By Judith Tan
IT WAS a case of better late than early for two Singaporean mountaineers attempting to climb K2, the world's second highest peak.
Both Mr Edwin Siew, Dr Robert Goh and their sherpas were not caught in the ice fall on Saturday, which swept away the fixed ropes climbers were using to make their descent.
At least 11 mountaineers died near the summit of K2 when a huge chunk of ice sheared off the mountain and hit them.
The deaths happened after 17 climbers, in different expeditions from around the world came together to scale K2's peak.
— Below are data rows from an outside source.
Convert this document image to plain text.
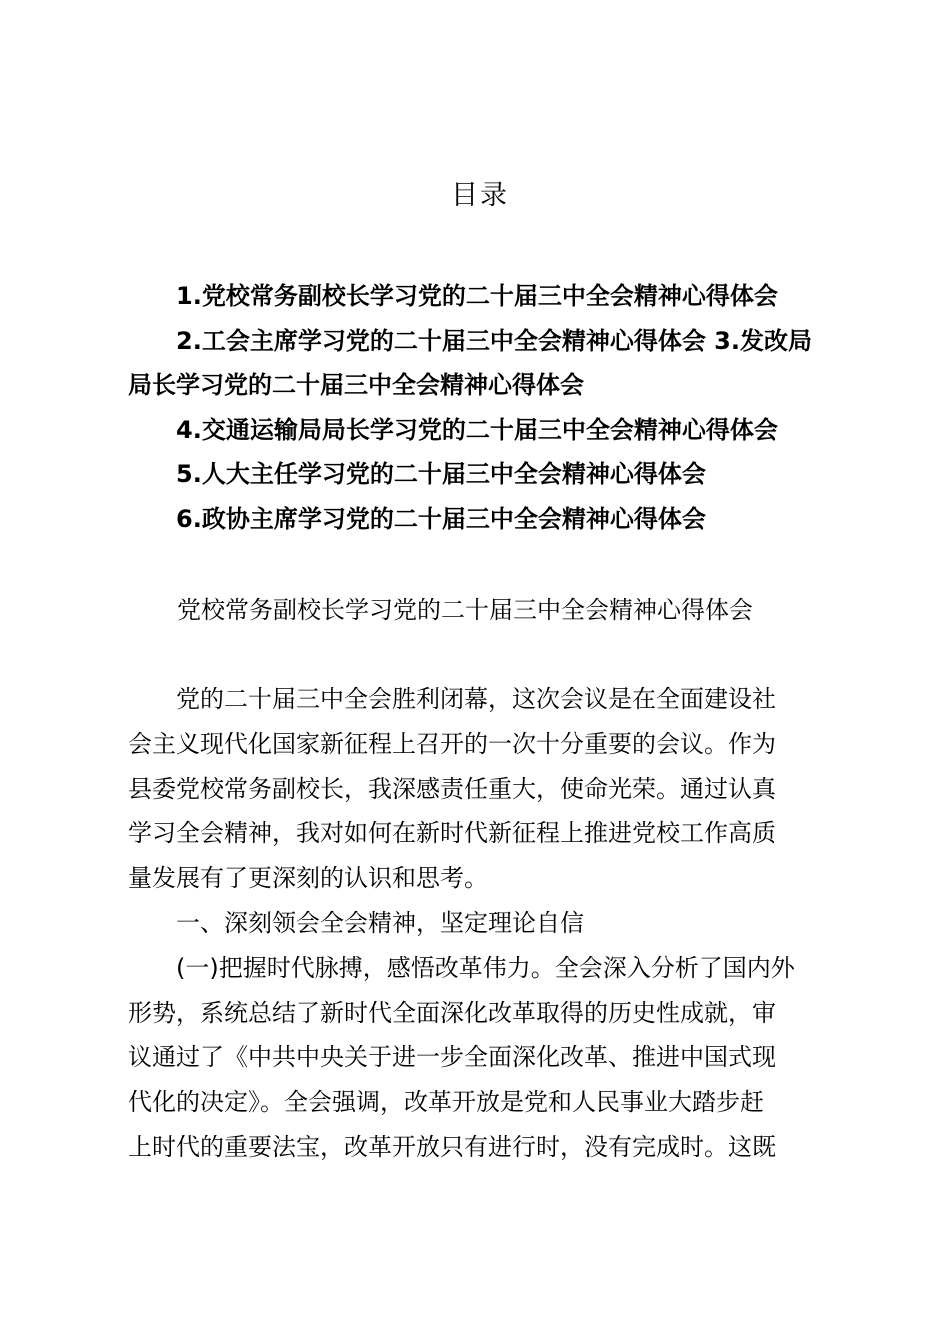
目录
1.党校常务副校长学习党的二十届三中全会精神心得体会
2.工会主席学习党的二十届三中全会精神心得体会 3.发改局
局长学习党的二十届三中全会精神心得体会
4.交通运输局局长学习党的二十届三中全会精神心得体会
5.人大主任学习党的二十届三中全会精神心得体会
6.政协主席学习党的二十届三中全会精神心得体会
党校常务副校长学习党的二十届三中全会精神心得体会
党的二十届三中全会胜利闭幕，这次会议是在全面建设社
会主义现代化国家新征程上召开的一次十分重要的会议。作为
县委党校常务副校长，我深感责任重大，使命光荣。通过认真
学习全会精神，我对如何在新时代新征程上推进党校工作高质
量发展有了更深刻的认识和思考。
一、深刻领会全会精神，坚定理论自信
(一)把握时代脉搏，感悟改革伟力。全会深入分析了国内外
形势，系统总结了新时代全面深化改革取得的历史性成就，审
议通过了《中共中央关于进一步全面深化改革、推进中国式现
代化的决定》。全会强调，改革开放是党和人民事业大踏步赶
上时代的重要法宝，改革开放只有进行时，没有完成时。这既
Mrs Lulin Reutens, a spokesman for the expedition, said the climb to Camp 3, located at 7,300 m, 'was a hard slog as strong winds caused temperature to fall fast'.
'Our climbers and their sherpas were about a day late in arriving at base camp and needed time to acclimatise,' she said.
And that saved them from getting into harm's way, which could have meant certain death.
Among the killed climbers were Dutch, Irish, Italian, French, Norwegian, South Korean, and Nepalese citizens.
The bodies of the 11 may never be recovered, but rescuers and the mountaineers who made it down are certain that they are dead.
The site of the accidents, about 8,047 m up the mountain, is what climbers call the 'Dead Zone' because no-one could survive if stuck in such freezing conditions with so little oxygen.
The pyramid-shaped K2, which sits on the border between Pakistan and China in the towering Karakoram range, is considered by mountaineers to be by far the hardest of the 14 summits over 8,000 metres to scale.
About 77 climbers have died on K2 since 1939.
[Singaporeans are already tardy by habit. This will just reinforce bad habits of Singaporeans who turn up late for meetings, late for wedding dinners, etc.]